He glanced down sharply, giving her a sidelong glance as if to be sure she wasn’t mocking him. “Aye,” he said, stating what should have been known to her, clipped and cool. “With England.”

“I thought I read somewhere that in 1305 there was a—” she broke off abruptly and then started again. “Isn’t there a truce now?”

He stiffened. “Aye. Some say so.”

“And you?”

“I dinna make pacts with men who butcher bairns and murder thousands, trying to seize what doesnae belong to them.”

“So if you don’t follow the truce, are you part of some rebel army?”

His jaw twitched. “We’re nae rebels,” he said emphatically. “?Tis our land. We dinna rebel against it. We fight to keep it.”

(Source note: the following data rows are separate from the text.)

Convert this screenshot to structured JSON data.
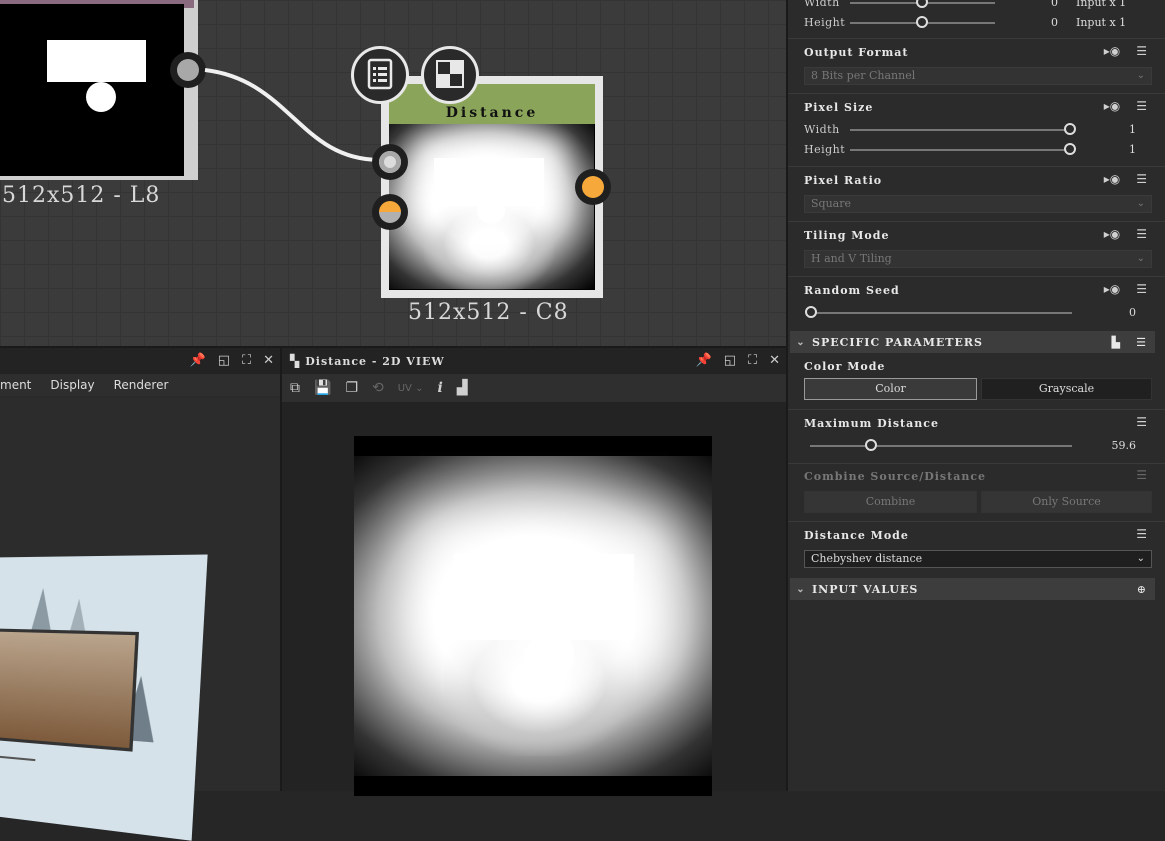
{
  "graph": {
    "left_node_label": "512x512 - L8",
    "dist_node_title": "Distance",
    "dist_node_label": "512x512 - C8"
  },
  "panel3d": {
    "menu": [
      "ment",
      "Display",
      "Renderer"
    ]
  },
  "view2d": {
    "title": "Distance - 2D VIEW",
    "uv_label": "UV",
    "info_label": "i"
  },
  "props": {
    "top": {
      "width_label": "Width",
      "width_value": "0",
      "width_suffix": "Input x 1",
      "height_label": "Height",
      "height_value": "0",
      "height_suffix": "Input x 1"
    },
    "output_format": {
      "label": "Output Format",
      "value": "8 Bits per Channel"
    },
    "pixel_size": {
      "label": "Pixel Size",
      "width_label": "Width",
      "width_value": "1",
      "height_label": "Height",
      "height_value": "1"
    },
    "pixel_ratio": {
      "label": "Pixel Ratio",
      "value": "Square"
    },
    "tiling_mode": {
      "label": "Tiling Mode",
      "value": "H and V Tiling"
    },
    "random_seed": {
      "label": "Random Seed",
      "value": "0"
    },
    "specific": {
      "header": "SPECIFIC PARAMETERS",
      "color_mode_label": "Color Mode",
      "color_btn": "Color",
      "grayscale_btn": "Grayscale",
      "max_distance_label": "Maximum Distance",
      "max_distance_value": "59.6",
      "combine_label": "Combine Source/Distance",
      "combine_btn": "Combine",
      "only_source_btn": "Only Source",
      "distance_mode_label": "Distance Mode",
      "distance_mode_value": "Chebyshev distance"
    },
    "input_values_header": "INPUT VALUES"
  },
  "colors": {
    "accent_orange": "#f7a83a",
    "node_header_green": "#8aa55a"
  }
}
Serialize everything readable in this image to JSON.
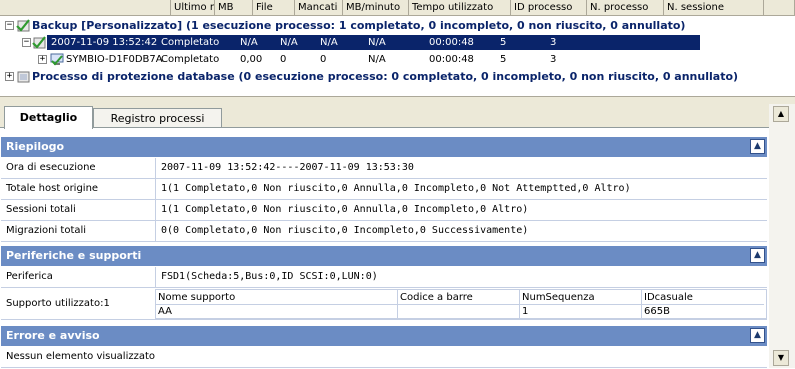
{
  "columns": [
    "Ultimo risultato",
    "MB",
    "File",
    "Mancati",
    "MB/minuto",
    "Tempo utilizzato",
    "ID processo",
    "N. processo",
    "N. sessione"
  ],
  "tree": {
    "backup_label": "Backup  [Personalizzato] (1 esecuzione processo: 1 completato, 0 incompleto, 0 non riuscito, 0 annullato)",
    "job_row": {
      "date": "2007-11-09 13:52:42",
      "result": "Completato",
      "mb": "N/A",
      "file": "N/A",
      "missed": "N/A",
      "mbmin": "N/A",
      "time": "00:00:48",
      "job_id": "5",
      "job_no": "3"
    },
    "host_row": {
      "name": "SYMBIO-D1F0DB7A",
      "result": "Completato",
      "mb": "0,00",
      "file": "0",
      "missed": "0",
      "mbmin": "N/A",
      "time": "00:00:48",
      "job_id": "5",
      "job_no": "3"
    },
    "db_label": "Processo di protezione database (0 esecuzione processo: 0 completato, 0 incompleto, 0 non riuscito, 0 annullato)"
  },
  "tabs": {
    "detail": "Dettaglio",
    "log": "Registro processi"
  },
  "summary": {
    "title": "Riepilogo",
    "rows": [
      {
        "label": "Ora di esecuzione",
        "value": "2007-11-09 13:52:42----2007-11-09 13:53:30"
      },
      {
        "label": "Totale host origine",
        "value": "1(1 Completato,0 Non riuscito,0 Annulla,0 Incompleto,0 Not Attemptted,0 Altro)"
      },
      {
        "label": "Sessioni totali",
        "value": "1(1 Completato,0 Non riuscito,0 Annulla,0 Incompleto,0 Altro)"
      },
      {
        "label": "Migrazioni totali",
        "value": "0(0 Completato,0 Non riuscito,0 Incompleto,0 Successivamente)"
      }
    ]
  },
  "devices": {
    "title": "Periferiche e supporti",
    "device_label": "Periferica",
    "device_value": "FSD1(Scheda:5,Bus:0,ID SCSI:0,LUN:0)",
    "media_label": "Supporto utilizzato:1",
    "media_headers": [
      "Nome supporto",
      "Codice a barre",
      "NumSequenza",
      "IDcasuale"
    ],
    "media_values": [
      "AA",
      "",
      "1",
      "665B"
    ]
  },
  "errors": {
    "title": "Errore e avviso",
    "empty_text": "Nessun elemento visualizzato"
  },
  "colors": {
    "section": "#6b8cc4",
    "selection": "#0a246a",
    "check": "#2f9a2f"
  }
}
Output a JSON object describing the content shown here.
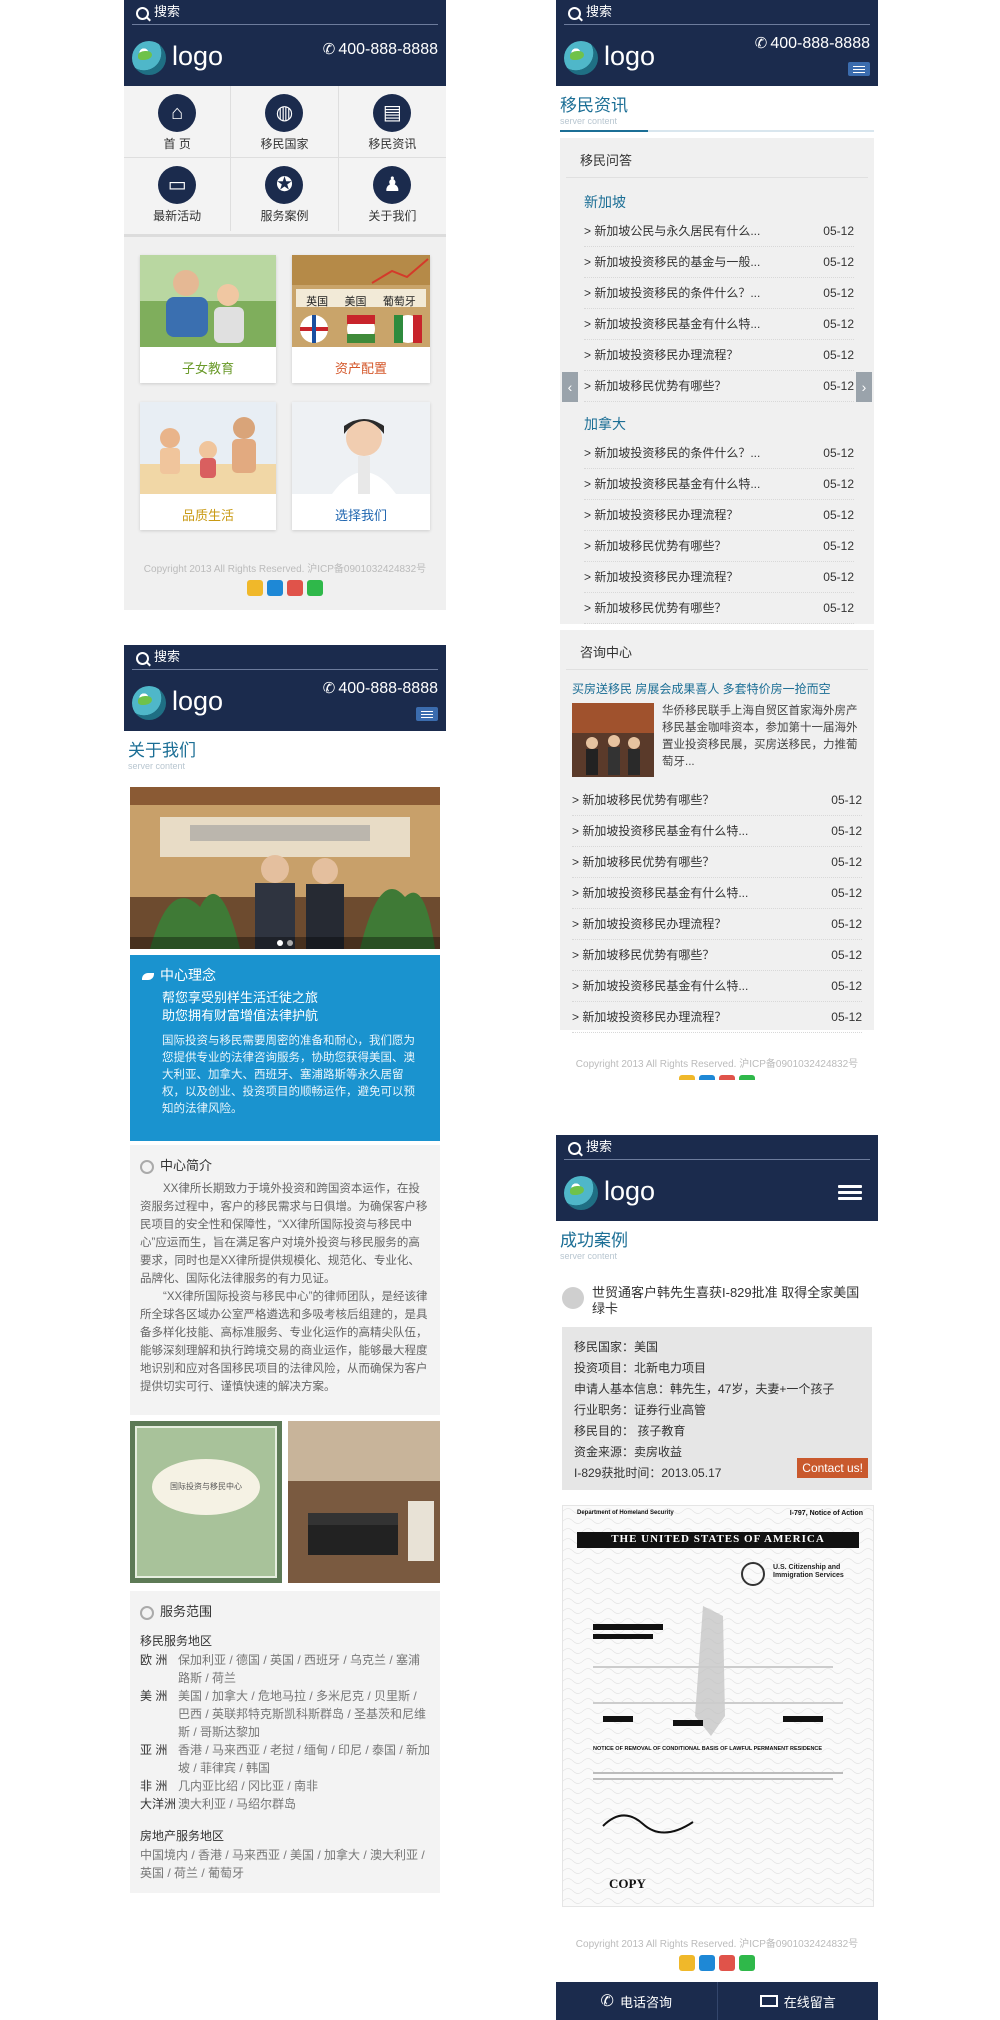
{
  "common": {
    "search_placeholder": "搜索",
    "logo_text": "logo",
    "phone": "400-888-8888",
    "copyright": "Copyright 2013 All Rights Reserved. 沪ICP备0901032424832号"
  },
  "home": {
    "nav": [
      {
        "label": "首 页",
        "icon": "home-icon"
      },
      {
        "label": "移民国家",
        "icon": "globe-icon"
      },
      {
        "label": "移民资讯",
        "icon": "news-icon"
      },
      {
        "label": "最新活动",
        "icon": "tv-icon"
      },
      {
        "label": "服务案例",
        "icon": "medal-icon"
      },
      {
        "label": "关于我们",
        "icon": "people-icon"
      }
    ],
    "cards": [
      {
        "label": "子女教育",
        "color": "#6a9a2a"
      },
      {
        "label": "资产配置",
        "color": "#d4572a"
      },
      {
        "label": "品质生活",
        "color": "#c99a14"
      },
      {
        "label": "选择我们",
        "color": "#2066b0"
      }
    ],
    "flags": [
      "英国",
      "美国",
      "葡萄牙"
    ]
  },
  "news": {
    "title": "移民资讯",
    "subtitle": "server content",
    "qa_heading": "移民问答",
    "groups": [
      {
        "name": "新加坡",
        "items": [
          {
            "text": "> 新加坡公民与永久居民有什么...",
            "date": "05-12"
          },
          {
            "text": "> 新加坡投资移民的基金与一般...",
            "date": "05-12"
          },
          {
            "text": "> 新加坡投资移民的条件什么？...",
            "date": "05-12"
          },
          {
            "text": "> 新加坡投资移民基金有什么特...",
            "date": "05-12"
          },
          {
            "text": "> 新加坡投资移民办理流程？",
            "date": "05-12"
          },
          {
            "text": "> 新加坡移民优势有哪些？",
            "date": "05-12"
          }
        ]
      },
      {
        "name": "加拿大",
        "items": [
          {
            "text": "> 新加坡投资移民的条件什么？...",
            "date": "05-12"
          },
          {
            "text": "> 新加坡投资移民基金有什么特...",
            "date": "05-12"
          },
          {
            "text": "> 新加坡投资移民办理流程？",
            "date": "05-12"
          },
          {
            "text": "> 新加坡移民优势有哪些？",
            "date": "05-12"
          },
          {
            "text": "> 新加坡投资移民办理流程？",
            "date": "05-12"
          },
          {
            "text": "> 新加坡移民优势有哪些？",
            "date": "05-12"
          }
        ]
      }
    ],
    "consult_heading": "咨询中心",
    "headline": "买房送移民 房展会成果喜人 多套特价房一抢而空",
    "headline_body": "华侨移民联手上海自贸区首家海外房产移民基金咖啡资本，参加第十一届海外置业投资移民展，买房送移民，力推葡萄牙...",
    "consult_items": [
      {
        "text": "> 新加坡移民优势有哪些？",
        "date": "05-12"
      },
      {
        "text": "> 新加坡投资移民基金有什么特...",
        "date": "05-12"
      },
      {
        "text": "> 新加坡移民优势有哪些？",
        "date": "05-12"
      },
      {
        "text": "> 新加坡投资移民基金有什么特...",
        "date": "05-12"
      },
      {
        "text": "> 新加坡投资移民办理流程？",
        "date": "05-12"
      },
      {
        "text": "> 新加坡移民优势有哪些？",
        "date": "05-12"
      },
      {
        "text": "> 新加坡投资移民基金有什么特...",
        "date": "05-12"
      },
      {
        "text": "> 新加坡投资移民办理流程？",
        "date": "05-12"
      }
    ]
  },
  "about": {
    "title": "关于我们",
    "subtitle": "server content",
    "concept_heading": "中心理念",
    "concept_lines": [
      "帮您享受别样生活迁徙之旅",
      "助您拥有财富增值法律护航"
    ],
    "concept_body": "国际投资与移民需要周密的准备和耐心，我们愿为您提供专业的法律咨询服务，协助您获得美国、澳大利亚、加拿大、西班牙、塞浦路斯等永久居留权，以及创业、投资项目的顺畅运作，避免可以预知的法律风险。",
    "intro_heading": "中心简介",
    "intro_p1": "XX律所长期致力于境外投资和跨国资本运作，在投资服务过程中，客户的移民需求与日俱增。为确保客户移民项目的安全性和保障性，“XX律所国际投资与移民中心”应运而生，旨在满足客户对境外投资与移民服务的高要求，同时也是XX律所提供规模化、规范化、专业化、品牌化、国际化法律服务的有力见证。",
    "intro_p2": "“XX律所国际投资与移民中心”的律师团队，是经该律所全球各区域办公室严格遴选和多吸考核后组建的，是具备多样化技能、高标准服务、专业化运作的高精尖队伍，能够深刻理解和执行跨境交易的商业运作，能够最大程度地识别和应对各国移民项目的法律风险，从而确保为客户提供切实可行、谨慎快速的解决方案。",
    "plaque_text": "国际投资与移民中心",
    "scope_heading": "服务范围",
    "scope_subheading": "移民服务地区",
    "regions": [
      {
        "name": "欧 洲",
        "list": "保加利亚 / 德国 / 英国 / 西班牙 / 乌克兰 / 塞浦路斯 / 荷兰"
      },
      {
        "name": "美 洲",
        "list": "美国 / 加拿大 / 危地马拉 / 多米尼克 / 贝里斯 / 巴西 / 英联邦特克斯凯科斯群岛 / 圣基茨和尼维斯 / 哥斯达黎加"
      },
      {
        "name": "亚 洲",
        "list": "香港 / 马来西亚 / 老挝 / 缅甸 / 印尼 / 泰国 / 新加坡 / 菲律宾 / 韩国"
      },
      {
        "name": "非 洲",
        "list": "几内亚比绍 / 冈比亚 / 南非"
      },
      {
        "name": "大洋洲",
        "list": "澳大利亚 / 马绍尔群岛"
      }
    ],
    "property_heading": "房地产服务地区",
    "property_list": "中国境内 / 香港 / 马来西亚 / 美国 / 加拿大 / 澳大利亚 / 英国 / 荷兰 / 葡萄牙"
  },
  "cases": {
    "title": "成功案例",
    "subtitle": "server content",
    "case_title": "世贸通客户韩先生喜获I-829批准 取得全家美国绿卡",
    "details": [
      "移民国家：美国",
      "投资项目：北新电力项目",
      "申请人基本信息：韩先生，47岁，夫妻+一个孩子",
      "行业职务：证券行业高管",
      "移民目的： 孩子教育",
      "资金来源：卖房收益",
      "I-829获批时间：2013.05.17"
    ],
    "contact_button": "Contact us!",
    "doc": {
      "dept": "Department of Homeland Security",
      "agency": "U.S. Citizenship and Immigration Services",
      "form": "I-797, Notice of Action",
      "banner": "THE UNITED STATES OF AMERICA",
      "notice": "NOTICE OF REMOVAL OF CONDITIONAL BASIS OF LAWFUL PERMANENT RESIDENCE",
      "copy": "COPY"
    },
    "bottom_call": "电话咨询",
    "bottom_msg": "在线留言"
  }
}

“So you’re a patriot,” she said, with a strange note in her voice—as if she were weighing the word. “A freedom fighter.”

“Call it what ye like,” he muttered, bewildered by her questions, her seeming lack of understanding about... anything. Everything.

They rode for another stretch in silence, the wind threading softly through the trees, and she pulled the breacan more tightly around her.

“What were ye doin’ out there this afternoon?” he asked when several minutes had passed. “Near the clearing?”

The hesitation was visible. Her breath seemed to catch.

“I don’t know,” she said at last.

The scowl that had only seconds ago eased, returned. “Ye dinna ken?”

She shook her head faintly. “I mean... well, yes—I don’t know.

I have no idea how I got there. I was literally just out for a walk, hiking the Great Trossachs Path—Loch Katrine was only a couple of miles away,” she said.

“That’s why I asked if I could be taken back there.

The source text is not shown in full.